As is the case during most years, the Oklahoma roster is packed with future pros, but this defense, which ranks 14th in the country and has seen its starters surrender just one touchdown in the past three weeks, is led by an usual group — its defensive backs. OU’s three leading tacklers start in the secondary, with safeties Tony Jefferson (37) and Javon Harris (30) joining cornerback Aaron Colvin (20) as the top tacklers on the team.
KU coach Charlie Weis said the trio of defensive backs leading the team in tackles is a product of the way the Sooners play defense. There’s not a lot of trickery and deceit and the defensive backfield often is divided into quarters, with each guy manning an area and all of the defensive linemen and linebackers funneling the action into those spots where the DBs often play close to the line of scrimmage and lower the boom on anybody that comes their way.
Odd-cornerback-out, Demontre Hurst is fifth on the team with 18 tackles.
While KU has started to look to red-shirt freshman quarterback Michael Cummings to bring a different a little different look — read: more mobile — to the Jayhawks’ offense, what Cummings does on the field pales in comparison to what the Sooners get from their change-of-pace quarterback, Wichita native Blake Bell.
Known simply as “The Belldozer,” OU’s back-up QB to Landry Jones stands 6-foot-6, 254 pounds and has one job and one job only.
“We know about the Belldozer,” Weis said. “We all got that one down. They put in this huge mountain of a man at quarterback when they get down close (to the goal line) and they run Jayhawk formation, they snap it to him and he runs it in and everyone knows he’s going to run it. We will probably stop him and he’ll probably throw a pass (this week). But when they put him in there, it is usually just to go ahead and muscle it in.”
OU coach Bob Stoops said they believed when they recruited Bell that he could add that kind of Tim Tebow look to the offense.
“We knew how big and strong he was,” Stoops said. “He was a good athlete in high school. We always recruit our quarterbacks first on if they can throw the football and if you can run with it, it gives you a little extra dimension.”
Putting too much emphasis on The Belldozer seems to be a dangerous idea considering the fact that the guy who starts at QB is the Sooners’ all-time leader in several statistical categories.
“It really all starts with Landry Jones,” Weis said. “He’s 6-foot-4, 218-pounds, has experience, a big arm and accurate. He throws for 270 a game. The things that you have to look for to stand out for good quarterbacks is touchdown-to-interception ratio and in this case it’s 3-1, which I think is always a magic number. He has nine touchdowns and three interceptions, which is a 3-1 ratio.”
Jones currently ranks as OU’s all-time leader in wins by a QB (33), passing yards (13,731), TD passes (102), completions (1,135) and pass attempts (1,813) and ranks fourth in completion percentage (.626).

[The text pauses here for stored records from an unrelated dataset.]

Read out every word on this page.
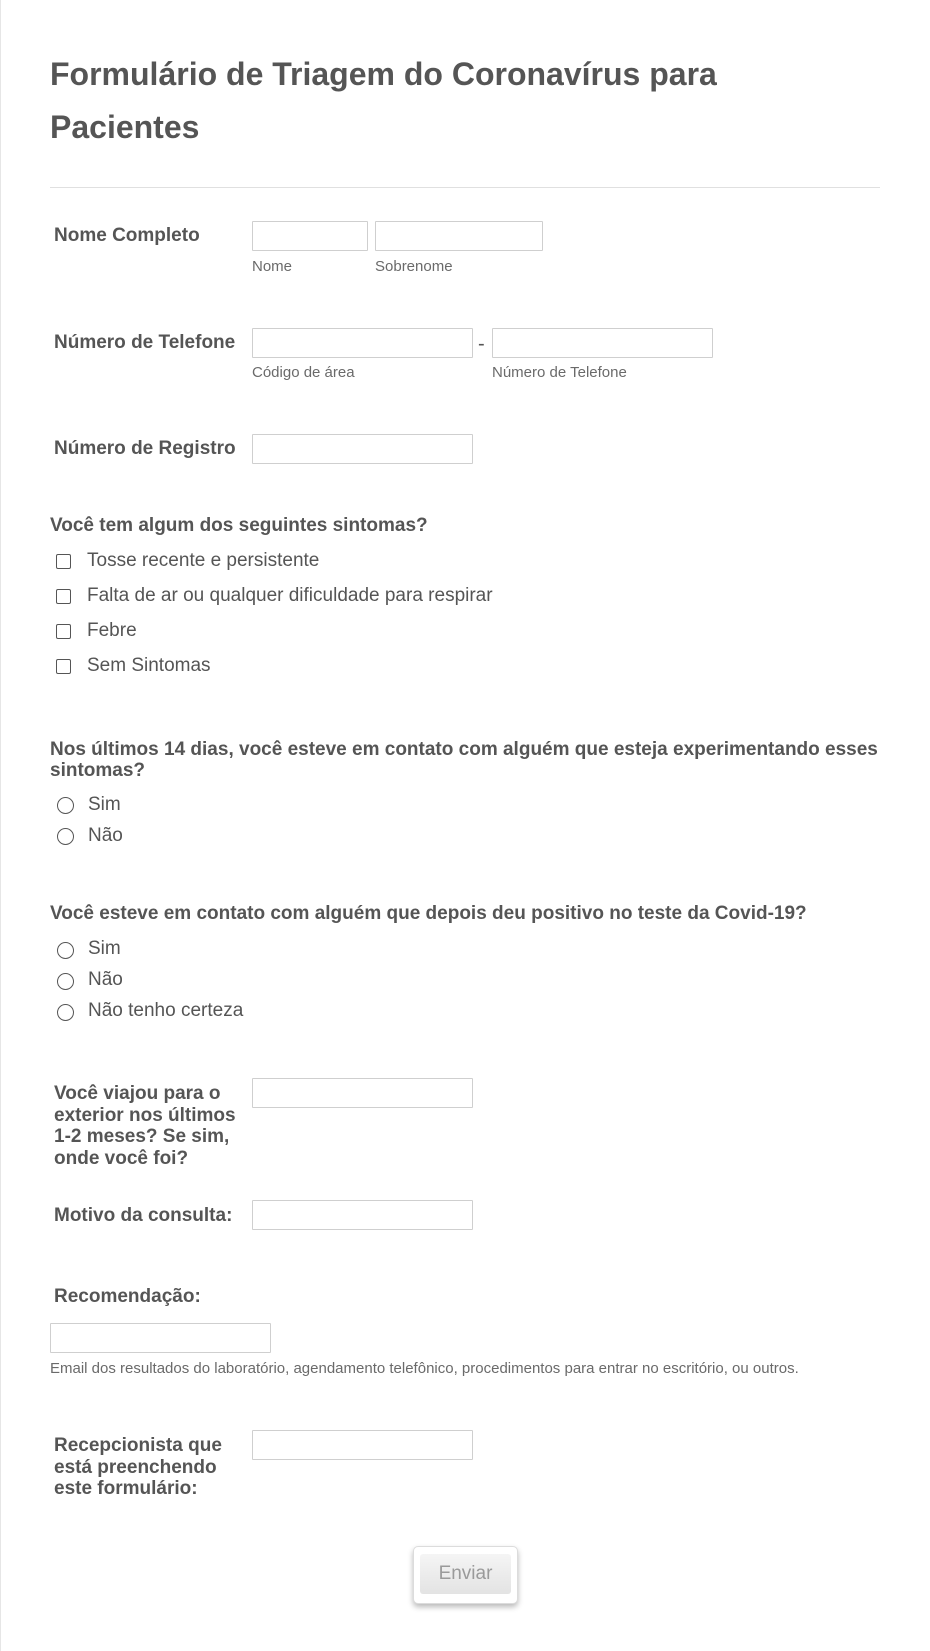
Formulário de Triagem do Coronavírus para Pacientes
Nome Completo
Nome	Sobrenome
Número de Telefone	-
Código de área	Número de Telefone
Número de Registro
Você tem algum dos seguintes sintomas?
Tosse recente e persistente
Falta de ar ou qualquer dificuldade para respirar
Febre
Sem Sintomas
Nos últimos 14 dias, você esteve em contato com alguém que esteja experimentando esses sintomas?
Sim
Não
Você esteve em contato com alguém que depois deu positivo no teste da Covid-19?
Sim
Não
Não tenho certeza
Você viajou para o exterior nos últimos 1-2 meses? Se sim, onde você foi?
Motivo da consulta:
Recomendação:
Email dos resultados do laboratório, agendamento telefônico, procedimentos para entrar no escritório, ou outros.
Recepcionista que está preenchendo este formulário:
Enviar
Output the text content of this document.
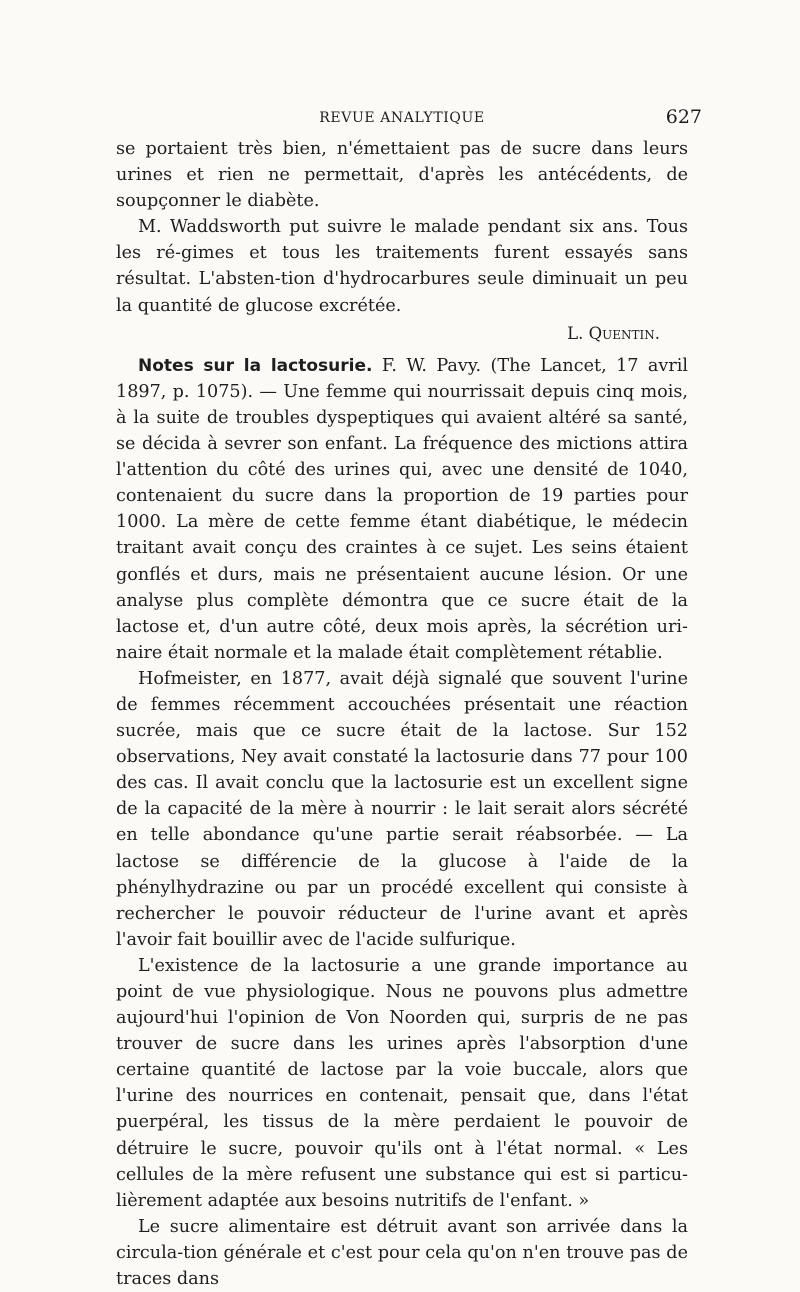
REVUE ANALYTIQUE	627

se portaient très bien, n'émettaient pas de sucre dans leurs urines et rien ne permettait, d'après les antécédents, de soupçonner le diabète.

M. Waddsworth put suivre le malade pendant six ans. Tous les ré-gimes et tous les traitements furent essayés sans résultat. L'absten-tion d'hydrocarbures seule diminuait un peu la quantité de glucose excrétée.

L. Quentin.

Notes sur la lactosurie. F. W. Pavy. (The Lancet, 17 avril 1897, p. 1075). — Une femme qui nourrissait depuis cinq mois, à la suite de troubles dyspeptiques qui avaient altéré sa santé, se décida à sevrer son enfant. La fréquence des mictions attira l'attention du côté des urines qui, avec une densité de 1040, contenaient du sucre dans la proportion de 19 parties pour 1000. La mère de cette femme étant diabétique, le médecin traitant avait conçu des craintes à ce sujet. Les seins étaient gonflés et durs, mais ne présentaient aucune lésion. Or une analyse plus complète démontra que ce sucre était de la lactose et, d'un autre côté, deux mois après, la sécrétion uri-naire était normale et la malade était complètement rétablie.

Hofmeister, en 1877, avait déjà signalé que souvent l'urine de femmes récemment accouchées présentait une réaction sucrée, mais que ce sucre était de la lactose. Sur 152 observations, Ney avait constaté la lactosurie dans 77 pour 100 des cas. Il avait conclu que la lactosurie est un excellent signe de la capacité de la mère à nourrir : le lait serait alors sécrété en telle abondance qu'une partie serait réabsorbée. — La lactose se différencie de la glucose à l'aide de la phénylhydrazine ou par un procédé excellent qui consiste à rechercher le pouvoir réducteur de l'urine avant et après l'avoir fait bouillir avec de l'acide sulfurique.

L'existence de la lactosurie a une grande importance au point de vue physiologique. Nous ne pouvons plus admettre aujourd'hui l'opinion de Von Noorden qui, surpris de ne pas trouver de sucre dans les urines après l'absorption d'une certaine quantité de lactose par la voie buccale, alors que l'urine des nourrices en contenait, pensait que, dans l'état puerpéral, les tissus de la mère perdaient le pouvoir de détruire le sucre, pouvoir qu'ils ont à l'état normal. « Les cellules de la mère refusent une substance qui est si particu-lièrement adaptée aux besoins nutritifs de l'enfant. »

Le sucre alimentaire est détruit avant son arrivée dans la circula-tion générale et c'est pour cela qu'on n'en trouve pas de traces dans
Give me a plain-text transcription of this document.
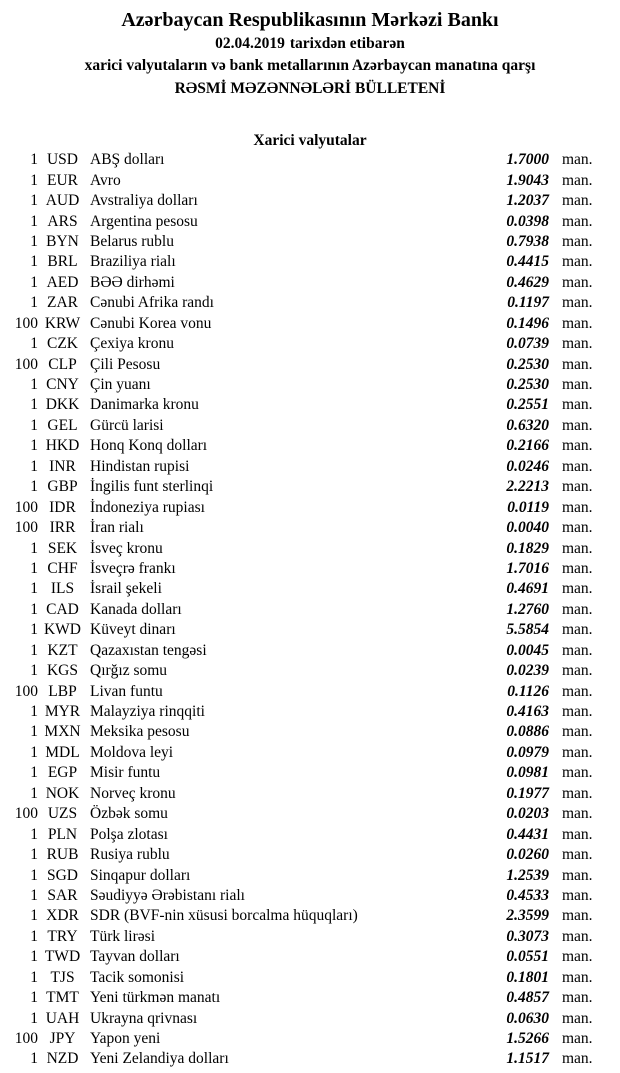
Azərbaycan Respublikasının Mərkəzi Bankı
02.04.2019 tarixdən etibarən
xarici valyutaların və bank metallarının Azərbaycan manatına qarşı
RƏSMİ MƏZƏNNƏLƏRİ BÜLLETENİ
Xarici valyutalar
1 USD ABŞ dolları	1.7000 man.
1 EUR Avro	1.9043 man.
1 AUD Avstraliya dolları	1.2037 man.
1 ARS Argentina pesosu	0.0398 man.
1 BYN Belarus rublu	0.7938 man.
1 BRL Braziliya rialı	0.4415 man.
1 AED BƏƏ dirhəmi	0.4629 man.
1 ZAR Cənubi Afrika randı	0.1197 man.
100 KRW Cənubi Korea vonu	0.1496 man.
1 CZK Çexiya kronu	0.0739 man.
100 CLP Çili Pesosu	0.2530 man.
1 CNY Çin yuanı	0.2530 man.
1 DKK Danimarka kronu	0.2551 man.
1 GEL Gürcü larisi	0.6320 man.
1 HKD Honq Konq dolları	0.2166 man.
1 INR Hindistan rupisi	0.0246 man.
1 GBP İngilis funt sterlinqi	2.2213 man.
100 IDR İndoneziya rupiası	0.0119 man.
100 IRR İran rialı	0.0040 man.
1 SEK İsveç kronu	0.1829 man.
1 CHF İsveçrə frankı	1.7016 man.
1 ILS	İsrail şekeli	0.4691 man.
1 CAD Kanada dolları	1.2760 man.
1 KWD Küveyt dinarı	5.5854 man.
1 KZT Qazaxıstan tengəsi	0.0045 man.
1 KGS Qırğız somu	0.0239 man.
100 LBP Livan funtu	0.1126 man.
1 MYR Malayziya rinqqiti	0.4163 man.
1 MXN Meksika pesosu	0.0886 man.
1 MDL Moldova leyi	0.0979 man.
1 EGP Misir funtu	0.0981 man.
1 NOK Norveç kronu	0.1977 man.
100 UZS Özbək somu	0.0203 man.
1 PLN Polşa zlotası	0.4431 man.
1 RUB Rusiya rublu	0.0260 man.
1 SGD Sinqapur dolları	1.2539 man.
1 SAR Səudiyyə Ərəbistanı rialı	0.4533 man.
1 XDR SDR (BVF-nin xüsusi borcalma hüquqları)	2.3599 man.
1 TRY Türk lirəsi	0.3073 man.
1 TWD Tayvan dolları	0.0551 man.
1 TJS Tacik somonisi	0.1801 man.
1 TMT Yeni türkmən manatı	0.4857 man.
1 UAH Ukrayna qrivnası	0.0630 man.
100 JPY Yapon yeni	1.5266 man.
1 NZD Yeni Zelandiya dolları	1.1517 man.
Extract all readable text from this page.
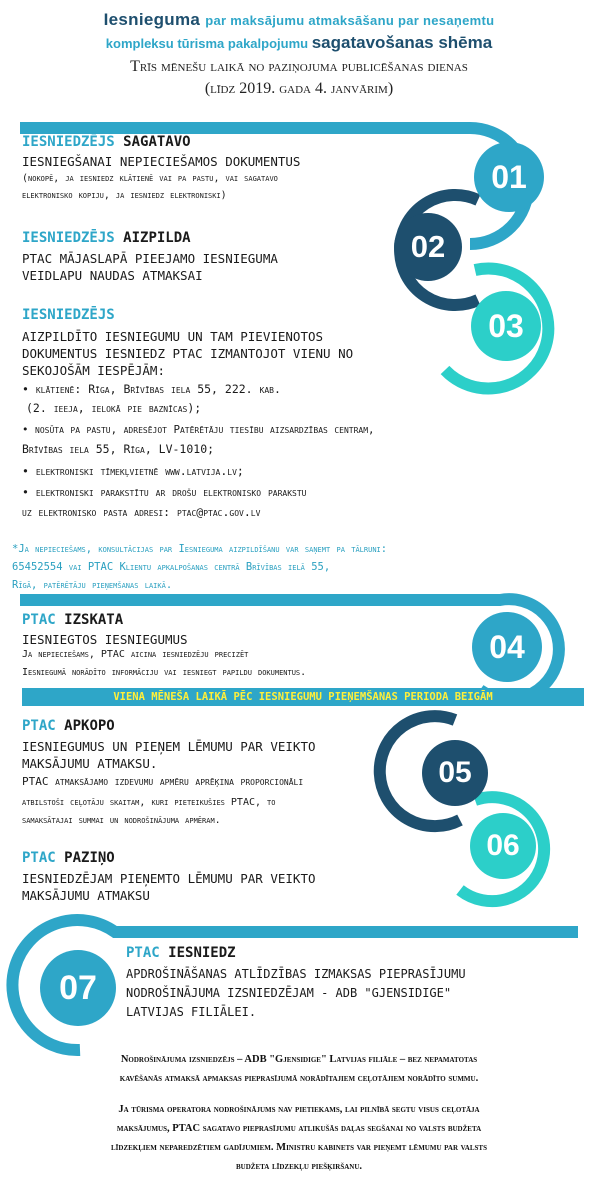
Iesnieguma par maksājumu atmaksāšanu par nesaņemtu
kompleksu tūrisma pakalpojumu sagatavošanas shēma
Trīs mēnešu laikā no paziņojuma publicēšanas dienas
(līdz 2019. gada 4. janvārim)
01
02
03
04
05
06
07
IESNIEDZĒJS SAGATAVO
IESNIEGŠANAI NEPIECIEŠAMOS DOKUMENTUS
(nokopē, ja iesniedz klātienē vai pa pastu, vai sagatavo
elektronisko kopiju, ja iesniedz elektroniski)
IESNIEDZĒJS AIZPILDA
PTAC MĀJASLAPĀ PIEEJAMO IESNIEGUMA
VEIDLAPU NAUDAS ATMAKSAI
IESNIEDZĒJS
AIZPILDĪTO IESNIEGUMU UN TAM PIEVIENOTOS
DOKUMENTUS IESNIEDZ PTAC IZMANTOJOT VIENU NO
SEKOJOŠĀM IESPĒJĀM:
• klātienē: Rīga, Brīvības iela 55, 222. kab.
(2. ieeja, ielokā pie baznīcas);
• nosūta pa pastu, adresējot Patērētāju tiesību aizsardzības centram,
Brīvības iela 55, Rīga, LV-1010;
• elektroniski tīmekļvietnē www.latvija.lv;
• elektroniski parakstītu ar drošu elektronisko parakstu
uz elektronisko pasta adresi: ptac@ptac.gov.lv
*Ja nepieciešams, konsultācijas par Iesnieguma aizpildīšanu var saņemt pa tālruni:
65452554 vai PTAC Klientu apkalpošanas centrā Brīvības ielā 55,
Rīgā, patērētāju pieņemšanas laikā.
PTAC IZSKATA
IESNIEGTOS IESNIEGUMUS
Ja nepieciešams, PTAC aicina iesniedzēju precizēt
Iesniegumā norādīto informāciju vai iesniegt papildu dokumentus.
VIENA MĒNEŠA LAIKĀ PĒC IESNIEGUMU PIEŅEMŠANAS PERIODA BEIGĀM
PTAC APKOPO
IESNIEGUMUS UN PIEŅEM LĒMUMU PAR VEIKTO
MAKSĀJUMU ATMAKSU.
PTAC atmaksājamo izdevumu apmēru aprēķina proporcionāli
atbilstoši ceļotāju skaitam, kuri pieteikušies PTAC, to
samaksātajai summai un nodrošinājuma apmēram.
PTAC PAZIŅO
IESNIEDZĒJAM PIEŅEMTO LĒMUMU PAR VEIKTO
MAKSĀJUMU ATMAKSU
PTAC IESNIEDZ
APDROŠINĀŠANAS ATLĪDZĪBAS IZMAKSAS PIEPRASĪJUMU
NODROŠINĀJUMA IZSNIEDZĒJAM - ADB "GJENSIDIGE"
LATVIJAS FILIĀLEI.
Nodrošinājuma izsniedzējs – ADB "Gjensidige" Latvijas filiāle – bez nepamatotas
kavēšanās atmaksā apmaksas pieprasījumā norādītajiem ceļotājiem norādīto summu.
Ja tūrisma operatora nodrošinājums nav pietiekams, lai pilnībā segtu visus ceļotāja
maksājumus, PTAC sagatavo pieprasījumu atlikušās daļas segšanai no valsts budžeta
līdzekļiem neparedzētiem gadījumiem. Ministru kabinets var pieņemt lēmumu par valsts
budžeta līdzekļu piešķiršanu.
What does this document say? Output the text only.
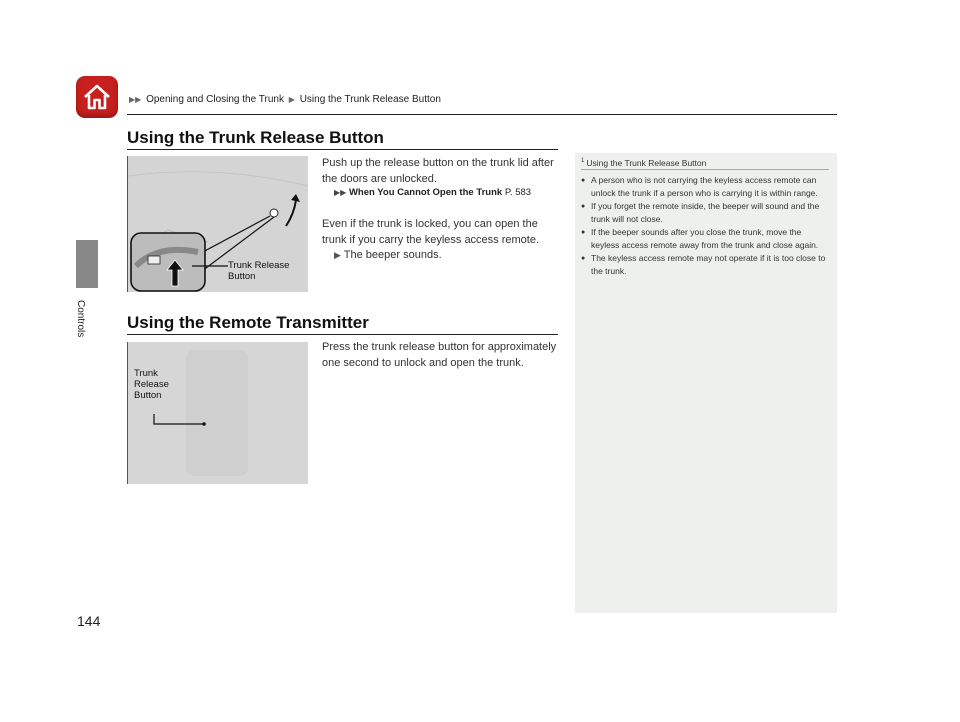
▶▶ Opening and Closing the Trunk ▶ Using the Trunk Release Button
Controls
Using the Trunk Release Button
Trunk Release
Button
Push up the release button on the trunk lid after the doors are unlocked.
▶▶ When You Cannot Open the Trunk P. 583
Even if the trunk is locked, you can open the trunk if you carry the keyless access remote.
▶ The beeper sounds.
Using the Remote Transmitter
Trunk
Release
Button
Press the trunk release button for approximately one second to unlock and open the trunk.
$^1$ Using the Trunk Release Button
● A person who is not carrying the keyless access remote can unlock the trunk if a person who is carrying it is within range.
● If you forget the remote inside, the beeper will sound and the trunk will not close.
● If the beeper sounds after you close the trunk, move the keyless access remote away from the trunk and close again.
● The keyless access remote may not operate if it is too close to the trunk.
144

Oklahoma leads the all-time series with Kansas, 69-27-6. The Sooners have won seven straight against the Jayhawks, including a 47-17, primetime victory last season in Lawrence, when the Sooners came in ranked first in the country.
Prior to that, KU had hung tough with the Sooners for a while during their last two meetings, losing 35-13 in 2009, and 45-31 in 2008. KU was ranked 24th and 16th in those games, respectively.
KU’s last win in the series came in 1997 in Lawrence, when Terry Allen’s first KU squad stunned the Sooners in front of a crowd of 43,500 at Memorial Stadium.
OU owns a 36-13-3 advantage in games played in Norman.